Sarah making dinner.

Sarah came over tonight to make risotto. She made a recipe she got from her mother. Delicious.

We drank the 2nd bottle of the wine Pris sent up a while back – the white. It was good. I think the red was the better of that batch, although this one was a hair sweet, and I have a sweet-tooth, so I liked that. I made a couple of little brown-sugar-and-brandy sauced apple tartlets. The Wedge had good apples this past week. I was pleased with how they came out.

Tapping Holes

This afternoon I went to Bauer Brothers salvage yard to buy a door-knob for my bedroom. I sorted through the bins of miscellany there to find what I wanted and headed back to the loading dock to find someone to quote me a price.

Some of the folks at Bauer Brothers seem to over-value door-knobs for some reason, so I was prepared for a bit of haggling. I walked up to the floor manager and asked how much.

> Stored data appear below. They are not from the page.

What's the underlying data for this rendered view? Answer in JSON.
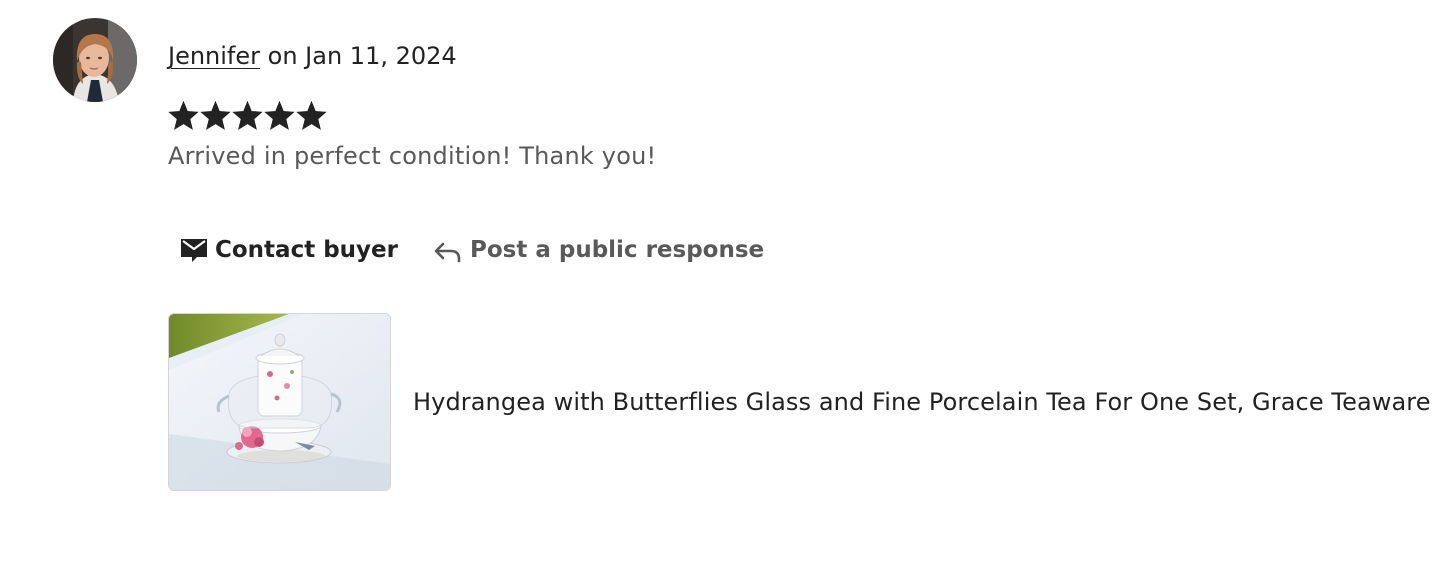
{
  "review": {
    "reviewer_name": "Jennifer",
    "date_text": " on Jan 11, 2024",
    "rating": 5,
    "rating_max": 5,
    "text": "Arrived in perfect condition! Thank you!"
  },
  "actions": {
    "contact_label": "Contact buyer",
    "contact_icon": "envelope-icon",
    "respond_label": "Post a public response",
    "respond_icon": "reply-arrow-icon"
  },
  "product": {
    "title": "Hydrangea with Butterflies Glass and Fine Porcelain Tea For One Set, Grace Teaware"
  },
  "colors": {
    "text_primary": "#222222",
    "text_secondary": "#595959",
    "star": "#222222"
  }
}
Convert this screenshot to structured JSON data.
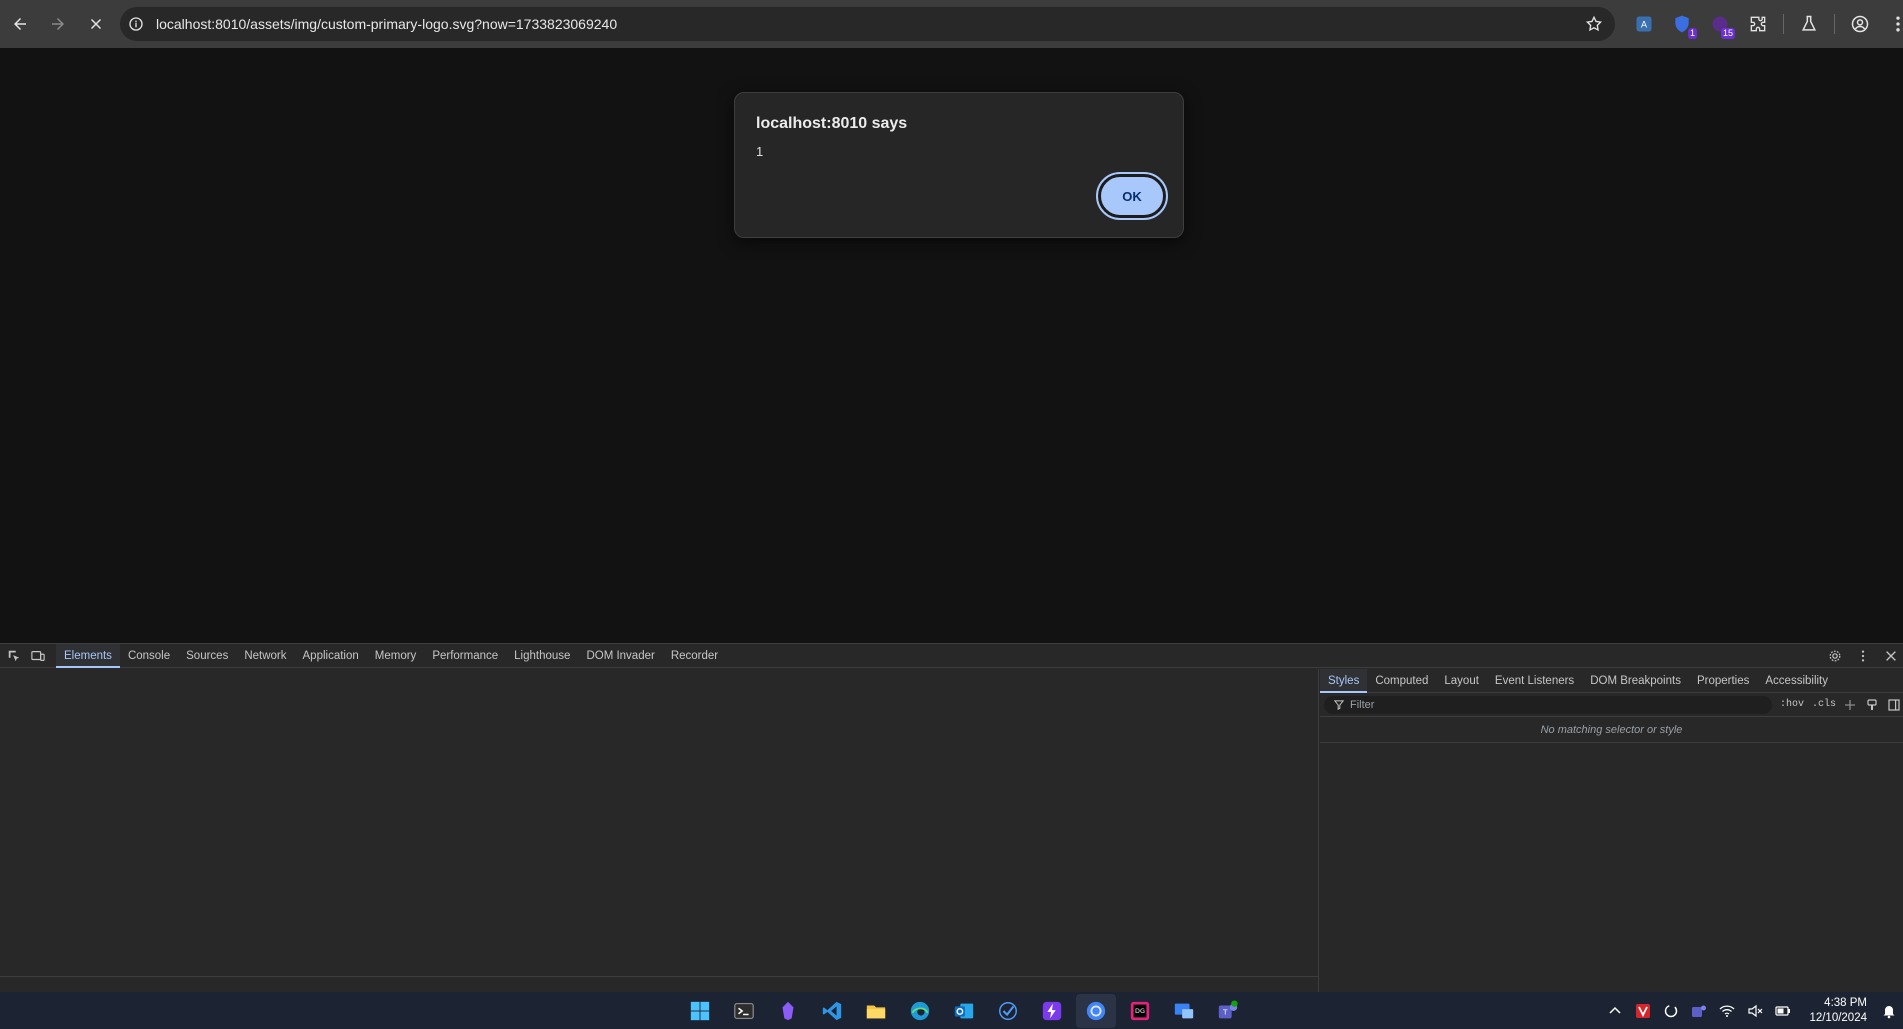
{
  "browser": {
    "url": "localhost:8010/assets/img/custom-primary-logo.svg?now=1733823069240",
    "extensions": [
      {
        "icon": "translate-extension-icon",
        "badge": ""
      },
      {
        "icon": "shield-extension-icon",
        "badge": "1"
      },
      {
        "icon": "counter-extension-icon",
        "badge": "15"
      }
    ]
  },
  "dialog": {
    "title": "localhost:8010 says",
    "message": "1",
    "ok_label": "OK"
  },
  "devtools": {
    "tabs": [
      "Elements",
      "Console",
      "Sources",
      "Network",
      "Application",
      "Memory",
      "Performance",
      "Lighthouse",
      "DOM Invader",
      "Recorder"
    ],
    "active_tab": "Elements",
    "styles_tabs": [
      "Styles",
      "Computed",
      "Layout",
      "Event Listeners",
      "DOM Breakpoints",
      "Properties",
      "Accessibility"
    ],
    "active_styles_tab": "Styles",
    "filter_placeholder": "Filter",
    "hov_label": ":hov",
    "cls_label": ".cls",
    "no_match_text": "No matching selector or style"
  },
  "taskbar": {
    "apps": [
      "windows-start-icon",
      "terminal-icon",
      "obsidian-icon",
      "vscode-icon",
      "file-explorer-icon",
      "edge-icon",
      "outlook-icon",
      "todo-icon",
      "bolt-app-icon",
      "chrome-icon",
      "datagrip-icon",
      "remote-desktop-icon",
      "teams-icon"
    ],
    "time": "4:38 PM",
    "date": "12/10/2024"
  },
  "colors": {
    "accent": "#a8c7fa",
    "toolbar_bg": "#3c3c3c",
    "page_bg": "#121212",
    "devtools_bg": "#282828",
    "taskbar_bg": "#1c2433"
  }
}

“A million dollars,” he jested.

I laughed, and he came down quite a bit.

“Ten bucks.”

I thought that even ten was unreasonable, so I pointed to a knob and said that the threads on the little screw-hole that secures the knob to the spindle were stripped.

“I’ll have to tap this hole,” I bargained, “Give it to me for five bucks.”

“Seven-fifty,” replied the floor guy. He was standing in a group of workers on the dock, shooting the shit. Apparently no one was doing any real work just then.

I pointed at the other knob.

“Both of these holes are stripped. I’m going to have to tap two holes!” I insisted. “That’s worth $2.50 a hole. Five bucks.”

At that juncture an older guy stepped from behind a big bit of HVAC equipment and smirked.

“If you’re going to be tapping holes, it’s you should be paying us!” he quipped.

Everyone on the loading dock erupted into laughter. Per my usual, it took me several beats to get the joke.

Oh, yeah. Tapping holes. I ought to pay them. After a long, confused stare, I caught onto the warehouse humor and made some remark that I didn’t know they were in that line of business, that I thought I’d have to venture a little farther west on Broadway for that sort of thing, etc. etc.

The floor manager took pity on me at that point and called up to the cash register to tell them to sell me the thing for five bucks.

When I got home I tapped 5/16″ threads in the two knobs, as promised, and found a bit of scrap brass shaft from an old bathroom fixture that happened to be the right size. I put some threads on the shaft and cut a couple of small lengths of screw off of it.

Now I don’t have to open my bedroom door with a screwdriver anymore. It’s been months since I’ve had a knob on there.1 It’s great.

I wonder, if I had been quicker to catch the jest, whether that would have raised or lowered the price.

1I had to re-arranged some doors back around May when Adam / Joey / Wyatt moved in. The re-arranging involved pirating my bedroom door-knob for one of the doors on the first floor, and I hadn’t replaced it since.